Simplifying Storage Management

ImagingEconomics | Managing the explosion of digital medical images, diagnostic reports, and patient medical records has become increasingly complex, making the need for an affordable and effective approach to health care information management and storage greater than ever. At the same time, HIPAA, state, and local health care regulations regarding the retention and compliance requirements for medical images and patient data place additional demands on IT staff.

Health care organizations that require large storage environments to store, protect, and retain their medical images also face increasing concerns about budget and how they can afford up-front acquisition costs and ongoing management expenses when dealing with increasingly complex storage implementations. Object-based storage solutions can help with image infrastructure of a health care system from the imaging device or PACS to the electronic medical record (EMR) and the clinical desktop, allowing health care professionals to focus more time and effort on patient care rather than on implementing and using a complex storage infrastructure.

So why should the medical imaging industry be looking at object-based storage solutions? Object storage scales to meet needs ranging from those of a single department or clinic to those of multiple facilities with multiple imaging specialties and gives the health care provider the ability to consolidate image/information management and storage across imaging and administrative departments. Unlike file systems that ride on top of block storage devices, object-based storage systems provide a single, flat address space to store content without the complexity of file hierarchies, folder names, or physical disk locations associated with each file. Because it is self-replicating, it requires no backup.

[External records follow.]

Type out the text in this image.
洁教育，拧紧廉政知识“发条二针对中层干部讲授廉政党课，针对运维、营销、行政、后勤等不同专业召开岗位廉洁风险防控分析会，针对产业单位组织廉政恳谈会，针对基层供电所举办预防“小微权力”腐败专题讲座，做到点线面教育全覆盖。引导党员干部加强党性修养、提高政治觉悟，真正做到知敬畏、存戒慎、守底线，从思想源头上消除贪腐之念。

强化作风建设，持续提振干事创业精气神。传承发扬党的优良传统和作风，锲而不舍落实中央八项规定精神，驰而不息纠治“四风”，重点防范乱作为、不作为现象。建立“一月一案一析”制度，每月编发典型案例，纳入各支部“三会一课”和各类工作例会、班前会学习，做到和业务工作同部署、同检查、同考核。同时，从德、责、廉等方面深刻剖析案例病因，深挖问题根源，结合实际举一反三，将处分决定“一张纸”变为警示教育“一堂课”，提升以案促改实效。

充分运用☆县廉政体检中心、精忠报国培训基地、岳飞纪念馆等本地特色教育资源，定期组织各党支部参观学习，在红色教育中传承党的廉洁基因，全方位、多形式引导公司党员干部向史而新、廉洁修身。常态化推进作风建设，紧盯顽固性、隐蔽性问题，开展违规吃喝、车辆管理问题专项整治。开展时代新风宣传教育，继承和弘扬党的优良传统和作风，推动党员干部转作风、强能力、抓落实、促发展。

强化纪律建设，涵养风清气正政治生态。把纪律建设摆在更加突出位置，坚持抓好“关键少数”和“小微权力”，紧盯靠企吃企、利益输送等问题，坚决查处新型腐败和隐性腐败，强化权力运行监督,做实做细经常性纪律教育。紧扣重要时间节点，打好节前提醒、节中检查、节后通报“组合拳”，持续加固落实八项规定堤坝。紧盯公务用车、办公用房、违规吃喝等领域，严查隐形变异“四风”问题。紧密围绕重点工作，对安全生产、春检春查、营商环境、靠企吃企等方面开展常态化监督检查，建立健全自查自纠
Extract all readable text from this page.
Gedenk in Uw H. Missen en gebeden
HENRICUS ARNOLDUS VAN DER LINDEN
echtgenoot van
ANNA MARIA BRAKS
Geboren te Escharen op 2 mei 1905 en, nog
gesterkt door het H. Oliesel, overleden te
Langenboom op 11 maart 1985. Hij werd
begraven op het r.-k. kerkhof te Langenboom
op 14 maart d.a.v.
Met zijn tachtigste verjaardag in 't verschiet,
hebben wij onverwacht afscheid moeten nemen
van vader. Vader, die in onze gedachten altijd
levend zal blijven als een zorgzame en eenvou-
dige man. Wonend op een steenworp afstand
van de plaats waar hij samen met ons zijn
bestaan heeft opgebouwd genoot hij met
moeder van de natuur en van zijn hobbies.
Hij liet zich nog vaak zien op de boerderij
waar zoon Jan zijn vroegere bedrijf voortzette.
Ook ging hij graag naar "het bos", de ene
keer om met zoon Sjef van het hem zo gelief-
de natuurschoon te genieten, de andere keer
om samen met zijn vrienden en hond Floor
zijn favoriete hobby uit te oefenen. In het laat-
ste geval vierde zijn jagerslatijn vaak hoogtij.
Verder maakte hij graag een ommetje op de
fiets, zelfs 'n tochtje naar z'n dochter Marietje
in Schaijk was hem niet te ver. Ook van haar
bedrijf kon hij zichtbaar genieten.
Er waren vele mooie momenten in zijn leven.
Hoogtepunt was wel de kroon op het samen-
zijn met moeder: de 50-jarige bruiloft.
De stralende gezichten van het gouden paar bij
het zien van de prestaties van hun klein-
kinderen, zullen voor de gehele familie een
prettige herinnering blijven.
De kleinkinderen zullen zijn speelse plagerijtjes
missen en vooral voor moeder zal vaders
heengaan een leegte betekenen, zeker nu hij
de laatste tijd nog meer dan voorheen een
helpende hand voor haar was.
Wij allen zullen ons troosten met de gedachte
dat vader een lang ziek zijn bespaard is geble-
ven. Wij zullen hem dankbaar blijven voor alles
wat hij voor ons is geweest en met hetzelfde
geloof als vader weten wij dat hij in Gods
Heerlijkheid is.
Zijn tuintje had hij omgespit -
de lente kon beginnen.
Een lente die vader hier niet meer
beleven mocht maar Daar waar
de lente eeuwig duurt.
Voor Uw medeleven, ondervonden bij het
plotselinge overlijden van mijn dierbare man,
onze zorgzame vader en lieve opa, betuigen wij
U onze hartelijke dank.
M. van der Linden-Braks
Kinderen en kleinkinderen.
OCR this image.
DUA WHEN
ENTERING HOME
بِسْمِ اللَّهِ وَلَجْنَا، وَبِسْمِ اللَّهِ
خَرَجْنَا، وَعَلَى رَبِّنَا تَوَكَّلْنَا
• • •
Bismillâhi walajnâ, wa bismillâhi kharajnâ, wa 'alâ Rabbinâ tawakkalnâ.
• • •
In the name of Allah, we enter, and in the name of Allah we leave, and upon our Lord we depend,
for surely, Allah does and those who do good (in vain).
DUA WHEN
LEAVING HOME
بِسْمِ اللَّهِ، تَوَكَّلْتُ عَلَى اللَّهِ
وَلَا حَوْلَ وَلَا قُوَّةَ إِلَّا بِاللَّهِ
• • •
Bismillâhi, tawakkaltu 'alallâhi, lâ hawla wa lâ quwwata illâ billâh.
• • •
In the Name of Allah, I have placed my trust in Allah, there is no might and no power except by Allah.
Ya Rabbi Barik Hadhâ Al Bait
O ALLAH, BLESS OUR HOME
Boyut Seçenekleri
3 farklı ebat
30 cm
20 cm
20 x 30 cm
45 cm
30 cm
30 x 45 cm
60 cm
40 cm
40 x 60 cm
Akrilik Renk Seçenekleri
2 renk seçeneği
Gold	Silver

An object-based storage solution such as Caringo’s CAStor® simplifies storage management and administration, allowing IT personnel to focus more time and effort on clinical systems critical to improving patient care. By providing continuous, real-time availability of patient data and access to radiology studies, all medical images are instantly accessible when a physician needs to retrieve them. CAStor also supplies full life cycle management and worm storage, automatically securing your objects with regulatory compliance for decades if required.

With file sizes as large as multiple gigabytes, medical imaging data continues to outpace available storage availability. An object-based storage solution can seamlessly scale with demand, allowing organizations to grow in the increments needed—up to petabytes—to support greater volume in studies and higher-density radiology images that are growing in size as the technology matures. New storage is added only as needed to the overall capacity and is immediately available as part of the overall storage pool by simply adding another server and booting it up. The system automatically adds it to the cluster with no management needed.

In addition to supporting large files and instant provisioning of added storage, Caringo has also partnered and has seamless integration with leading medical imaging software companies. Integrated solutions include Merge Healthcare’s RadSuite PACS (medical imaging archive software); Acuo Technologies’ DICOM image management, archiving, and migration solutions; Teramedica’s Evercore Smartstore (digital image and patient records archiving software); Dejarnette xDL (medical image archiving software); and Karos Health’s Rialto Vault (clinical information archiving).

Today’s economic climate has IT budgets stretched tight in even the most well-funded environments. Expensive storage technologies like costly SAN- and NAS-based storage are not cost-appropriate solutions for images and other fixed patient data that can be safeguarded on enterprise-grade commodity hardware using object-based storage software. By consolidating existing storage across multiple health care networks, IT administrators can leverage cost and management efficiencies of a single enterprise archive throughout a hospital or health care organization while minimizing the capacity expansion of higher-cost tiers of storage.

Storage infrastructure is a rapidly growing component of today’s health care IT budgets in terms of acquisition, management, and administrative costs. Object-based storage systems like Caringo’s CAStor can deliver tangible reductions in overall TCO (total cost of ownership) from acquisition through long-term operation. It enables organizations of all sizes to start with the lowest cost, eliminate hardware lock-in, reduce system administration and maintenance, and increase the productivity of their IT team.